We do not celebrate Halloween. Our church provides a festival called "Hallow-Him" and it's used to witness to the lost. As for halloween, me and my house do not. 


In Christ Alone I Place My Trust


----------



## DA REEL DADDY (Jun 7, 2005)

]the holy ghost has given people special gifts to connect to the dead.

Not trying to question, but just asking, why do you think it was the Holy Ghost/Spirt who granted this?

I guess you are thinking along the same line of setdahook


----------



## WillieT (Aug 25, 2010)

DA REEL DADDY said:


> ]the holy ghost has given people special gifts to connect to the dead.
> 
> Not trying to question, but just asking, why do you think it was the Holy Ghost/Spirt who granted this?
> 
> I guess you are thinking along the same line of setdahook


I am really not sure where you got this from. I have never heard of this in the scriptures. First it is demonic. The scriptures are very clear on so called foreseers and mediums as is shown in several scriptures in the above posts.

Also look at Ecclesiates 9:5,6 5 For the living know that they shall die: but the dead know not any thing, neither have they any more a reward; for the memory of them

is forgotten.

6 Also their love, and their hatred, and their envy, is now perished; neither have they any more a portion for ever in any thing that is done under the sun.

The scriptures are very clear that the dead do not know anything, as another bible translations states, "they are conscience of nothing." If the do not know anything there is no way to communicate with them. People that say they can communicate with them are communication with demons, and yes they are very real.


----------



## Fish&Chips (Jan 27, 2012)

I would have to agree with Shaggy that it is demons that you would be communicating with. They most likely pretend to be somebody else. That is something that you do not want to get involved in, especially as a follower of Jesus Christ.


----------



## DA REEL DADDY (Jun 7, 2005)

A while back I read something where someone was considering using voodoo to enhance a certain task he was participating in and ask others what they thought. 

Someone said why would you invite that type of energy in your life for a sporting task or for that matter anything else?

I could not agree more about mediums.

Whatever, rabbit's foot, evil spirits, buzzards claws, bat guano, ouija boards, fortune tellers, they are beyond the ten foot pole for me.

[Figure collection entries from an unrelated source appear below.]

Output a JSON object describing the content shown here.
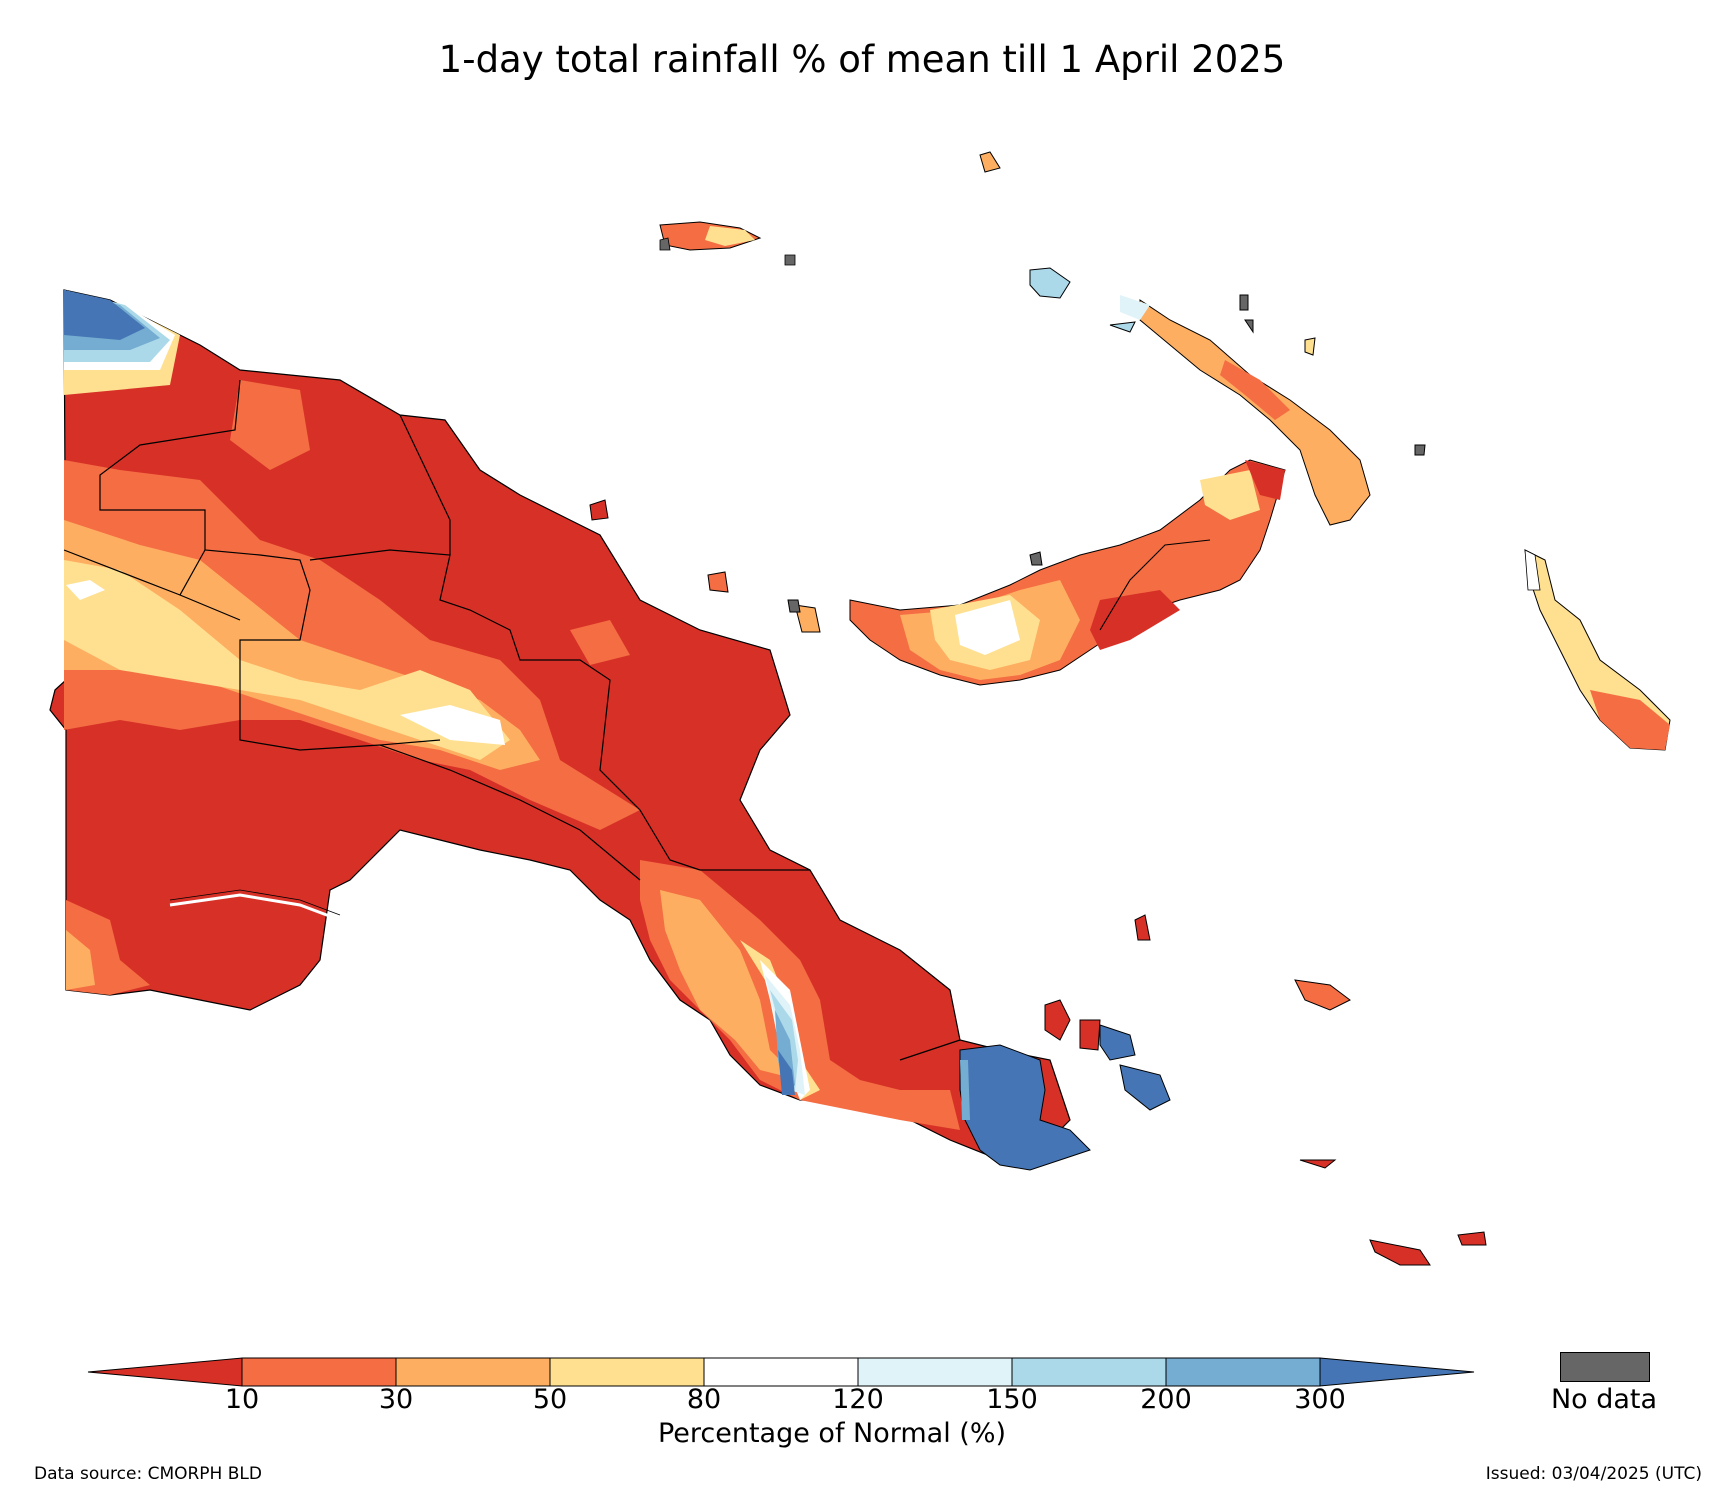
{
  "title": "1-day total rainfall % of mean till 1 April 2025",
  "colorbar": {
    "label": "Percentage of Normal (%)",
    "ticks": [
      "10",
      "30",
      "50",
      "80",
      "120",
      "150",
      "200",
      "300"
    ],
    "colors": [
      "#d73027",
      "#f46d43",
      "#fdae61",
      "#fee090",
      "#ffffff",
      "#e0f3f8",
      "#abd9e9",
      "#74add1",
      "#4575b4"
    ]
  },
  "legend": {
    "nodata_label": "No data",
    "nodata_color": "#666666"
  },
  "footer": {
    "source": "Data source: CMORPH BLD",
    "issued": "Issued: 03/04/2025 (UTC)"
  }
}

I don't need any of that stuff around or trying to tail me. 

I don't even like watching T.V. or hearing songs on the radio on anything or type of the sort.

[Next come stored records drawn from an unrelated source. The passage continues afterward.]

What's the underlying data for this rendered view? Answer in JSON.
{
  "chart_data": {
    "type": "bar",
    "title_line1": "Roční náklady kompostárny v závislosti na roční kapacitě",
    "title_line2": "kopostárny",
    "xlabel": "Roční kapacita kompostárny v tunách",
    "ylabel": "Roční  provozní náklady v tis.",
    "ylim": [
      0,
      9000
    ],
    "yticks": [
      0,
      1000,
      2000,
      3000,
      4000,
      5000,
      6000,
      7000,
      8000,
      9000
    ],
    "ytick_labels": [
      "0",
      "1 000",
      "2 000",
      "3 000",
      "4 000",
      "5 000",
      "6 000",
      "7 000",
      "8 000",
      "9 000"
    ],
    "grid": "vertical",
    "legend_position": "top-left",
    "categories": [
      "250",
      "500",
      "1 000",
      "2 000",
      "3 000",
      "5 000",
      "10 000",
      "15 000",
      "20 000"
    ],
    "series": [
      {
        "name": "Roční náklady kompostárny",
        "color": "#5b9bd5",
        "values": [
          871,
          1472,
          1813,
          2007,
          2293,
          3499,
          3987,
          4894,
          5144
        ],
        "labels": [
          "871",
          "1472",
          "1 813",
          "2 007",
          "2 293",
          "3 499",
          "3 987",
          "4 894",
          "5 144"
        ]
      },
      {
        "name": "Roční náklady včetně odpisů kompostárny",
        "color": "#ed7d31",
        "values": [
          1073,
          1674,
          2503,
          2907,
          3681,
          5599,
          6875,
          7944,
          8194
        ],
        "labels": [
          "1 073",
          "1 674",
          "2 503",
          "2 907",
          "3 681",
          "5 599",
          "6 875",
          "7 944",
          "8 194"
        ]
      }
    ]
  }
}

My advise is to do same. My .02 cents.


----------



## WillieT (Aug 25, 2010)

All things demonic should be avoided.


----------



## TrueblueTexican (Aug 29, 2005)

*A little caveat to this discussion*

Christians should have no fear of evil, demons or Lucifer himself because such was covered by the blood of Jesus. "In Jesus name go away and leave me alone" - works wonders --

The bible is very CLEAR on this "Do not take the Mark Of the Beast" this is a warning to CHRISTIANS, and one of the two ways your salvation can actually be lost - the other would be for you to blaspheme God.

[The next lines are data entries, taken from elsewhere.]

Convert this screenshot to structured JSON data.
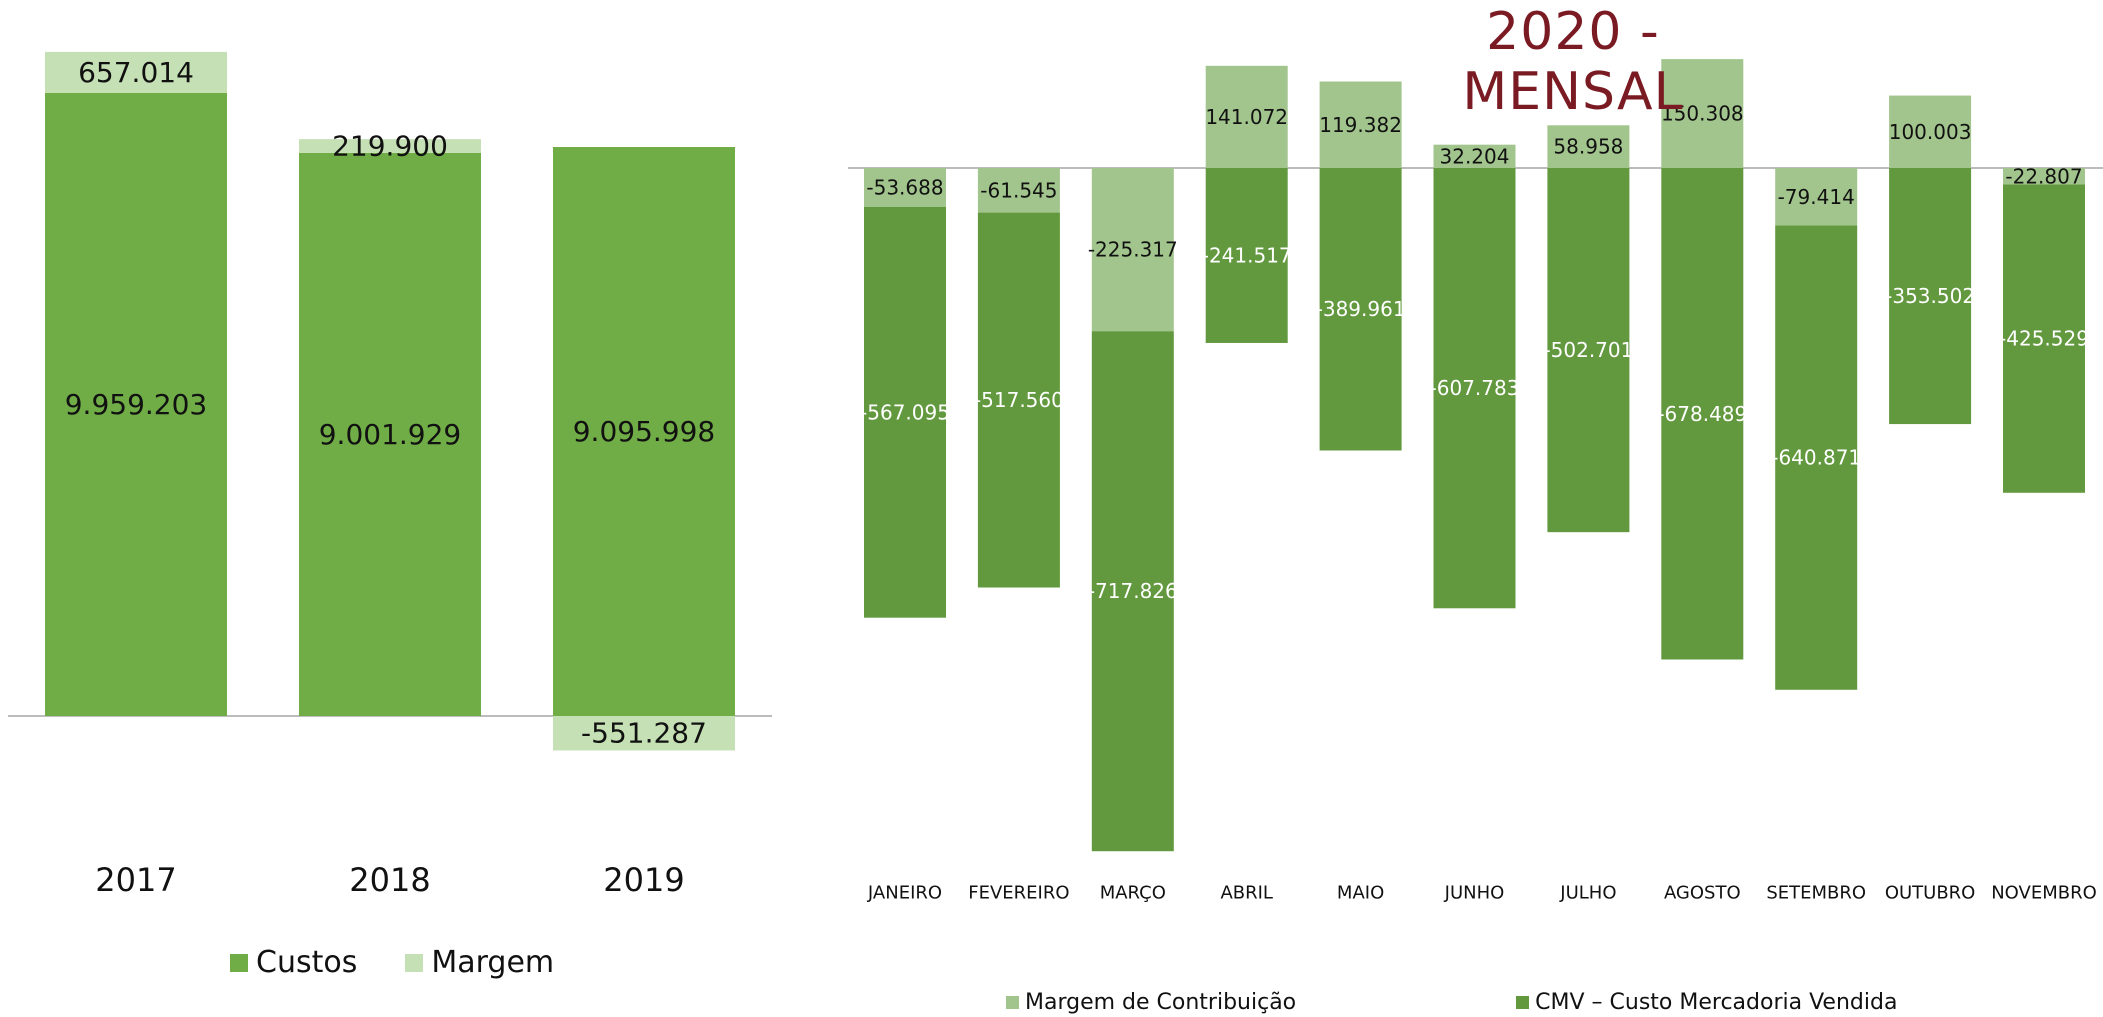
{
  "chart_data": [
    {
      "type": "bar",
      "stacked": true,
      "categories": [
        "2017",
        "2018",
        "2019"
      ],
      "series": [
        {
          "name": "Custos",
          "values": [
            9959203,
            9001929,
            9095998
          ],
          "labels": [
            "9.959.203",
            "9.001.929",
            "9.095.998"
          ],
          "color": "#70ad47",
          "label_color": "#111111"
        },
        {
          "name": "Margem",
          "values": [
            657014,
            219900,
            -551287
          ],
          "labels": [
            "657.014",
            "219.900",
            "-551.287"
          ],
          "color": "#c5e0b4",
          "label_color": "#111111"
        }
      ],
      "legend": "bottom",
      "grid": false
    },
    {
      "type": "bar",
      "stacked": true,
      "title": "2020 - MENSAL",
      "categories": [
        "JANEIRO",
        "FEVEREIRO",
        "MARÇO",
        "ABRIL",
        "MAIO",
        "JUNHO",
        "JULHO",
        "AGOSTO",
        "SETEMBRO",
        "OUTUBRO",
        "NOVEMBRO"
      ],
      "series": [
        {
          "name": "Margem de Contribuição",
          "values": [
            -53688,
            -61545,
            -225317,
            141072,
            119382,
            32204,
            58958,
            150308,
            -79414,
            100003,
            -22807
          ],
          "labels": [
            "-53.688",
            "-61.545",
            "-225.317",
            "141.072",
            "119.382",
            "32.204",
            "58.958",
            "150.308",
            "-79.414",
            "100.003",
            "-22.807"
          ],
          "color": "#a2c58d",
          "label_color": "#111111"
        },
        {
          "name": "CMV – Custo Mercadoria Vendida",
          "values": [
            -567095,
            -517560,
            -717826,
            -241517,
            -389961,
            -607783,
            -502701,
            -678489,
            -640871,
            -353502,
            -425529
          ],
          "labels": [
            "-567.095",
            "-517.560",
            "-717.826",
            "-241.517",
            "-389.961",
            "-607.783",
            "-502.701",
            "-678.489",
            "-640.871",
            "-353.502",
            "-425.529"
          ],
          "color": "#62993e",
          "label_color": "#ffffff"
        }
      ],
      "legend": "bottom",
      "grid": false
    }
  ]
}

I would expect bowing to any authority which blasphemes God, medium, spirit, soothsayer etc - falls into this arena.

Bible "Interpreters" feel this falls only to prophetic writings in Revelations and humankinds last days, when in fact the warning has been germane from the day it was written.

I have to wonder if people really recognize the Beast --

For your immortal spirits sake stay far away and look to the author of our existence for answers


----------